Our candied yam recipe is my mother in law's recipe and it is BY FAR the best way to serve your yams....just don't think about the ingredients, they are not for the faint of heart.
Candied Yam
**serving about 6 people depending on how many yams they eat**
- 3 large yams - they get quartered
- 1 stick of butter
- 3/4 cup of granulated white sugar
- 3/4 cup of light brown sugar
- 9X13 pan
- turkey baster
Peel and boil yams until almost soft
Depending on the size, half or quarter the cooked yams. Arrange pieces in 9X13 pan(s)
In a separate bowl mix the 2 types of sugar
After the sugars are mixed pour over the yams evenly making sure each one has some
Cut the stick of butter so that each yam has a square of butter on it (yes, you read that right - remember, not for the faint of heart)

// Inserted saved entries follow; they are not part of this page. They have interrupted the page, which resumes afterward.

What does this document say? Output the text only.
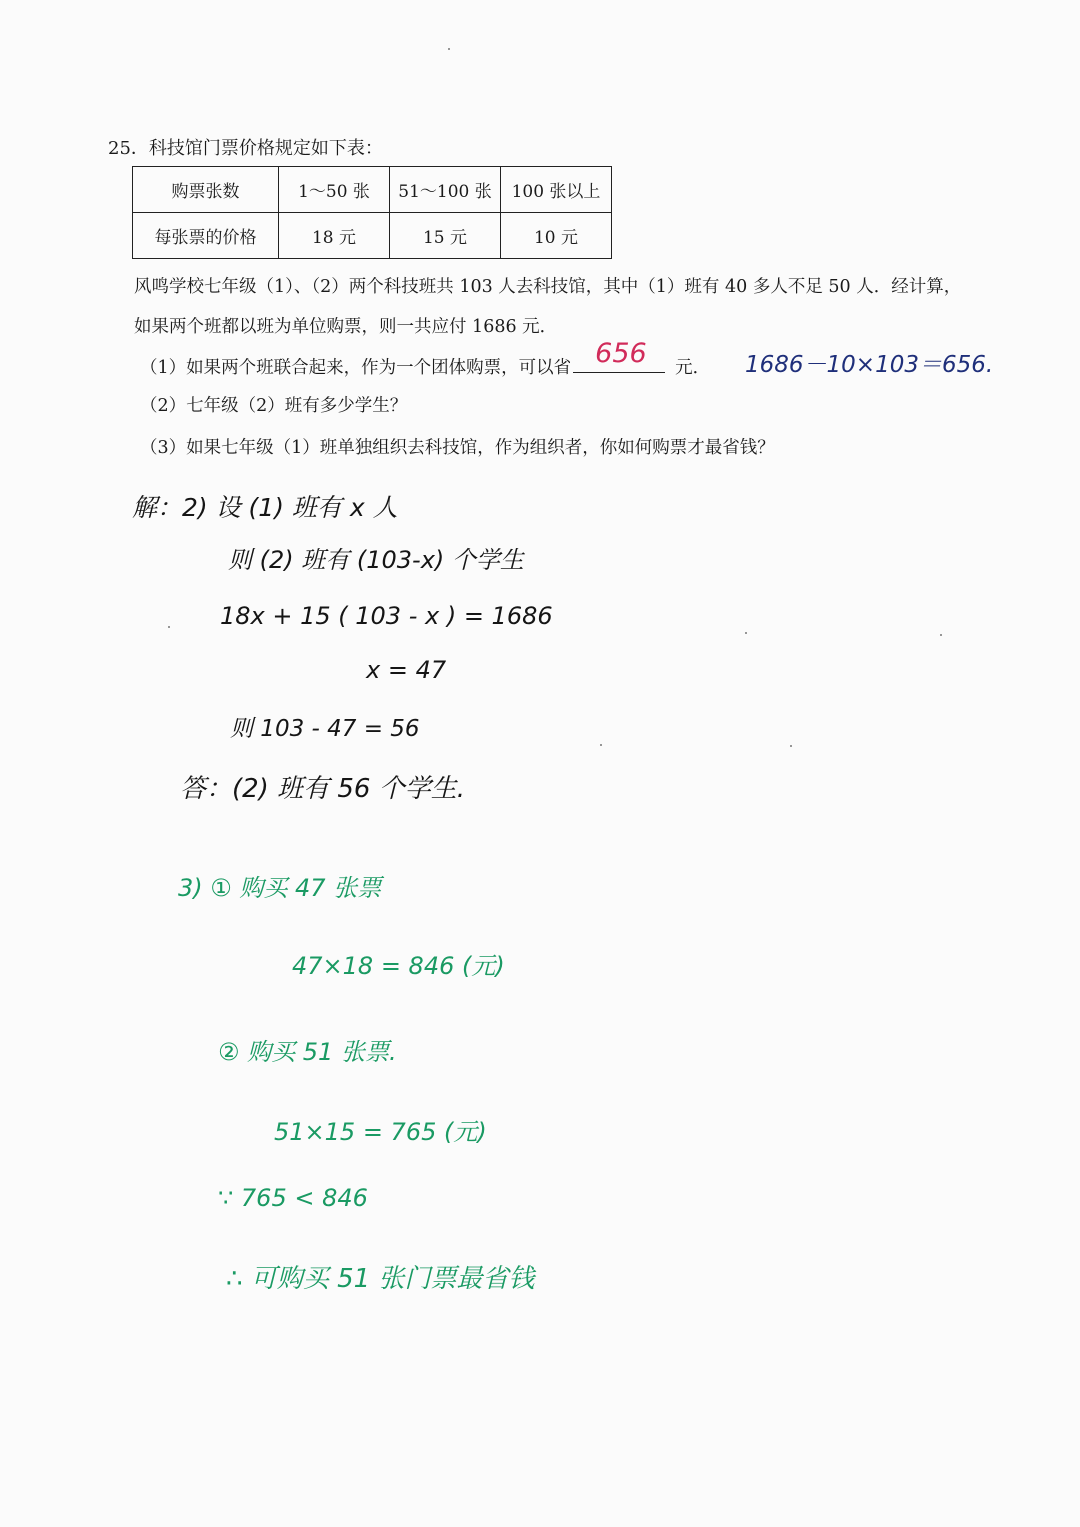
25．科技馆门票价格规定如下表：
购票张数	1～50 张	51～100 张	100 张以上
每张票的价格	18 元	15 元	10 元
风鸣学校七年级（1）、（2）两个科技班共 103 人去科技馆，其中（1）班有 40 多人不足 50 人．经计算，
如果两个班都以班为单位购票，则一共应付 1686 元．
（1）如果两个班联合起来，作为一个团体购票，可以省 656 元． 1686－10×103＝656.
（2）七年级（2）班有多少学生？
（3）如果七年级（1）班单独组织去科技馆，作为组织者，你如何购票才最省钱？
解：2) 设 (1) 班有 x 人
则 (2) 班有 (103-x) 个学生
18x + 15 ( 103 - x ) = 1686
x = 47
则 103 - 47 = 56
答：(2) 班有 56 个学生.
3) ① 购买 47 张票
47×18 = 846 (元)
② 购买 51 张票.
51×15 = 765 (元)
∵ 765 < 846
∴ 可购买 51 张门票最省钱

Cook in the oven at 270 for 4-5 hours basting the yams every hour in the sugary butter, this will help them candy
Serve warm!
Pumpkin Pie
~From allrecipes.com
- 1 (9 inch) unbaked deep dish pie crust
- 3/4 cup white sugar
- 1 teaspoon ground cinnamon
- 1/2 teaspoon salt
- 1/2 teaspoon ground ginger
- 1/4 teaspoon ground cloves
- 2 eggs
- 1 (15 ounce) can LIBBY'S® 100% Pure Pumpkin
- 1 (12 fluid ounce) can NESTLE® CARNATION® Evaporated Milk
- Preheat oven to 425 degrees F.
- Combine sugar, salt, cinnamon, ginger and cloves in small bowl. Beat eggs lightly in large bowl. Stir in pumpkin and sugar-spice mixture. Gradually stir in evaporated milk. Pour into pie shell.
- Bake for 15 minutes. Reduce temperature to 350 degrees F.; bake for 40 to 50 minutes or until knife inserted near center comes out clean. Cool on wire rack for 2 hours. Serve immediately or refrigerate. (Do not freeze as this will cause the crust to separate from the filling.)